Lori Weintrob, Director, Wagner College Holocaust Center
Victor and Kim Avis, Chairs, Chai Society of Wagner College
We are heartbroken at the attack on the Jewish community of Pittsburgh this past weekend. We grieve with the families who lost loved ones during this heinous attack at a place of worship. We pledge to stand united and strong in the face of this tragedy as we mourn the most devastating recent attack on Jews in America.
The outpouring of sympathy from the interfaith community on Staten Island and around the country has been a source of light in this dark time. Anti-Semitism is on the rise in the U.S. and around the world. We garner our courage to fight back against anti-Semitism and hate in all its forms. We must renew our commitment to education among those of all faiths to combat prejudice and make our nation stronger.
This horrific attack appears to have been triggered, in part, by the participation of the Tree of Life synagogue in the national Refugee Shabbat last weekend, organized by HIAS, the Hebrew Immigrant Aid Society. Wagner College Holocaust Center, our Hillel and our Chai Society proudly organized a Shabbat dinner as part of this effort to promote dialogue about the challenges and rewards to welcoming refugees into our country. “Young Refugees: Past and Present” was chosen as the theme of our programming this year at the Holocaust Center and of our upcoming annual Egon J. Salmon Commemoration of Kristallnacht and the St. Louis on Nov. 7.
We mourn the loss of these precious eleven lives and express our solidarity with the Jewish community of Pittsburgh and all Americans. In addition, we commit to action and positive change.
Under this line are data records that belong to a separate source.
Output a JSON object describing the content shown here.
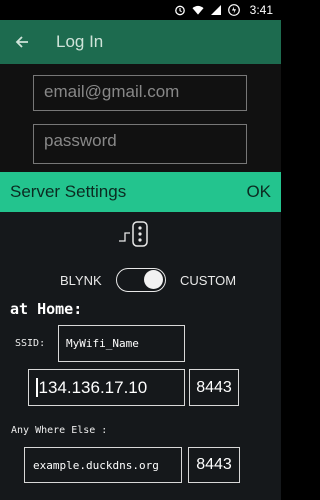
{
  "status_bar": {
    "time": "3:41",
    "icons": [
      "alarm-icon",
      "wifi-icon",
      "cell-signal-icon",
      "battery-icon"
    ]
  },
  "app_bar": {
    "back_icon": "arrow-left-icon",
    "title": "Log In",
    "color": "#1d6b4f"
  },
  "login": {
    "email_placeholder": "email@gmail.com",
    "password_placeholder": "password"
  },
  "dialog": {
    "title": "Server Settings",
    "ok_label": "OK",
    "accent": "#23c48e",
    "server_icon": "server-switch-icon",
    "toggle": {
      "left_label": "BLYNK",
      "right_label": "CUSTOM",
      "state": "CUSTOM"
    },
    "home": {
      "heading": "at Home:",
      "ssid_label": "SSID:",
      "ssid_value": "MyWifi_Name",
      "ip_value": "134.136.17.10",
      "port_value": "8443"
    },
    "elsewhere": {
      "heading": "Any Where Else :",
      "domain_value": "example.duckdns.org",
      "port_value": "8443"
    }
  }
}
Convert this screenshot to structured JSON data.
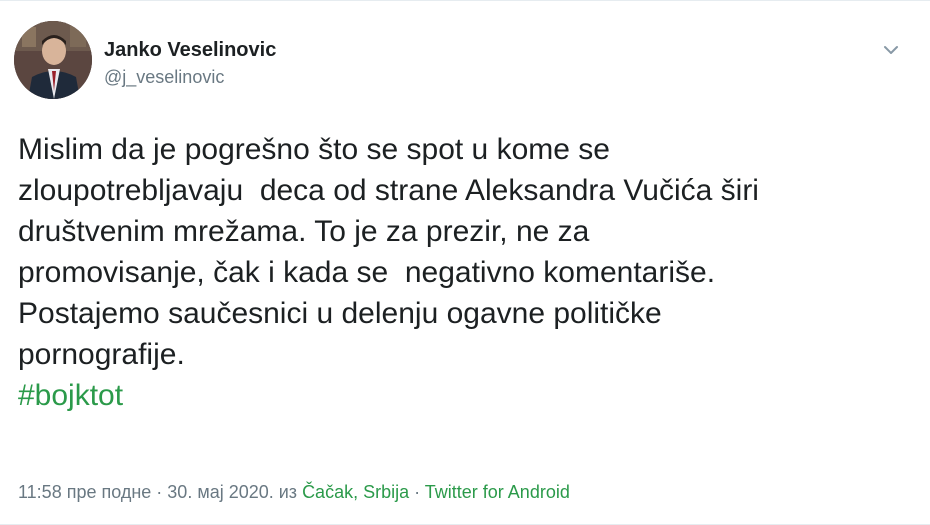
{
  "author": {
    "name": "Janko Veselinovic",
    "handle": "@j_veselinovic",
    "avatar_icon": "profile-photo"
  },
  "header": {
    "menu_icon": "chevron-down-icon"
  },
  "tweet": {
    "lines": [
      "Mislim da je pogrešno što se spot u kome se",
      "zloupotrebljavaju  deca od strane Aleksandra Vučića širi",
      "društvenim mrežama. To je za prezir, ne za",
      "promovisanje, čak i kada se  negativno komentariše.",
      "Postajemo saučesnici u delenju ogavne političke",
      "pornografije."
    ],
    "hashtag": "#bojktot"
  },
  "meta": {
    "time": "11:58 пре подне",
    "sep1": " · ",
    "date": "30. мај 2020.",
    "from_word": " из ",
    "location": "Čačak, Srbija",
    "sep2": " · ",
    "source": "Twitter for Android"
  },
  "colors": {
    "link": "#2b9a4a",
    "secondary_text": "#697882",
    "primary_text": "#1c2022"
  }
}
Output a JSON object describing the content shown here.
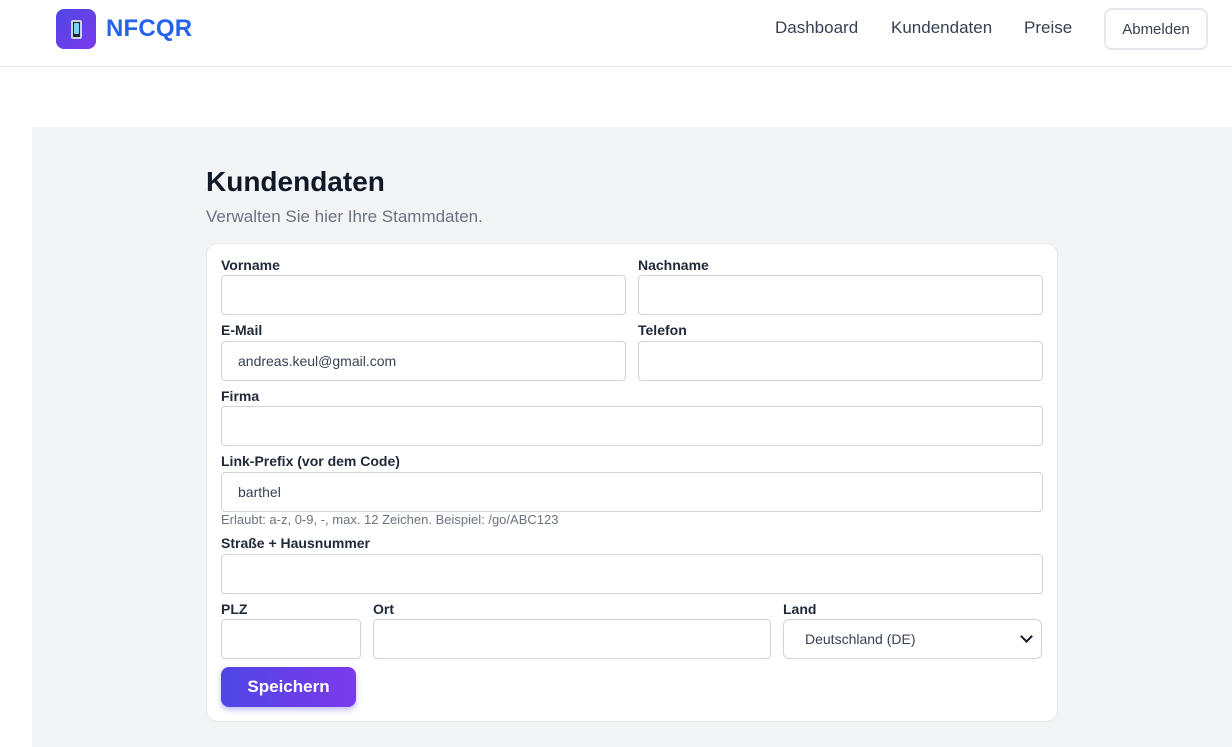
{
  "header": {
    "brand": "NFCQR",
    "logo_icon": "phone-icon",
    "nav": {
      "dashboard": "Dashboard",
      "kundendaten": "Kundendaten",
      "preise": "Preise"
    },
    "logout_label": "Abmelden"
  },
  "page": {
    "title": "Kundendaten",
    "subtitle": "Verwalten Sie hier Ihre Stammdaten."
  },
  "form": {
    "vorname": {
      "label": "Vorname",
      "value": ""
    },
    "nachname": {
      "label": "Nachname",
      "value": ""
    },
    "email": {
      "label": "E-Mail",
      "value": "andreas.keul@gmail.com"
    },
    "telefon": {
      "label": "Telefon",
      "value": ""
    },
    "firma": {
      "label": "Firma",
      "value": ""
    },
    "link_prefix": {
      "label": "Link-Prefix (vor dem Code)",
      "value": "barthel",
      "hint": "Erlaubt: a-z, 0-9, -, max. 12 Zeichen. Beispiel: /go/ABC123"
    },
    "strasse": {
      "label": "Straße + Hausnummer",
      "value": ""
    },
    "plz": {
      "label": "PLZ",
      "value": ""
    },
    "ort": {
      "label": "Ort",
      "value": ""
    },
    "land": {
      "label": "Land",
      "selected": "Deutschland (DE)"
    },
    "save_label": "Speichern"
  },
  "colors": {
    "brand": "#2563eb",
    "accent_start": "#4f46e5",
    "accent_end": "#7c3aed",
    "page_bg": "#f3f4f6"
  }
}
Here are some suggestions:
- Do a mitzvah or good deed in memory of one of the victims.
- Let us show our pride in our heritage and the dynamism of Jewish culture.
- Condemn any hateful speech that targets others because of their religious beliefs, race, gender or other differences.
- Indeed, let us reach out to others across cultural, religious or political differences and learn from one another.
- Reflect upon and educate ourselves on why anti-Semitism and hate crimes have escalated and what policies or steps by civic and governmental groups might address the underlying causes.
Let us send our condolences and uplift those in pain with our thoughts and actions.
Abraham Unger, Campus Rabbi
This past Saturday morning October 27, 2018, during a traditional Jewish Sabbath service, 11 worshippers were gunned down in synagogue during their prayers. Six more people were injured by the same active shooter. Four of those injured were police officers. Our hearts go out to the victims, their families, the Pittsburgh Jewish community, and the Pittsburgh law enforcement community.
The worshippers were killed because, as the shooter declared, they were Jewish. The police officers were shot as they tried to protect Jews during this massacre. This attack has been classified by the federal government as a hate crime.
In the face of inexplicable loss of life the natural human instinct is to seek ways to understand. But, there is no understanding here, because any attempt at explanation may inadvertently seem to provide a rational reason for an irrational act. We will not go there. We defiantly offer no attempt at understanding, at explaining, because that would take away from the sheer barbarism of this act.
Contemporary Jewish philosopher Rabbi Dr. Joseph B. Soloveitchik stated that when tragedy occurs we don’t ask why, because we will never know. Rather, we ask what is demanded of us at this moment. As Jews, emerging from a faith tradition born in antiquity and founded upon ethics and the rule of law, we ask what our responsibility is right now in response to the Pittsburgh massacre.
Right now, our tradition asks us to mourn. Nothing more, nothing less. This is our task. We remember the 11 souls taken in a storm of bullets. Our congregations say Kaddish, the memorial prayer, for the dead. We pray for the recovery of the six injured. For them, we say Mi-Sheberachs, the prayer for healing. We practice nichum aveilim, the comfort of mourners. Notes are sent to the families of the bereaved. Visits are made. Tehillim, psalms, are recited. The whole Jewish community holds each other and cries. Americans hold each other, and cry.
Today, tomorrow, the day after, and next Sabbath, we return to our pews of worship. All of us, Americans one and all, never falter, even for a day. Our footing is not lost.
This is our answer to tragedy: we mourn it when it happens, and then we rise up stronger than before.
Ruth Kupperberg, President, Wagner College Hillel
We, as students, have to rise up against the evils of anti-Semitism and do our part as a community to prevent any and all acts of hate that may appear on our campus.
As Wagner students, we need to devote ourselves to condemning hateful speech that targets someone because of their religious beliefs, race or gender, no matter how “innocent” it may seem. None of our friends or faculty should ever feel unsafe or unwelcome because of who they are or how they identify themselves.
We, as students, have to understand that we must go a step further and devote ourselves to doing acts of kindness and good deeds wherever and however we can.
I’m certain that all students will stand up against the event that took place on Saturday in Pittsburgh and make a pledge to be leaders against any hate in our Wagner community.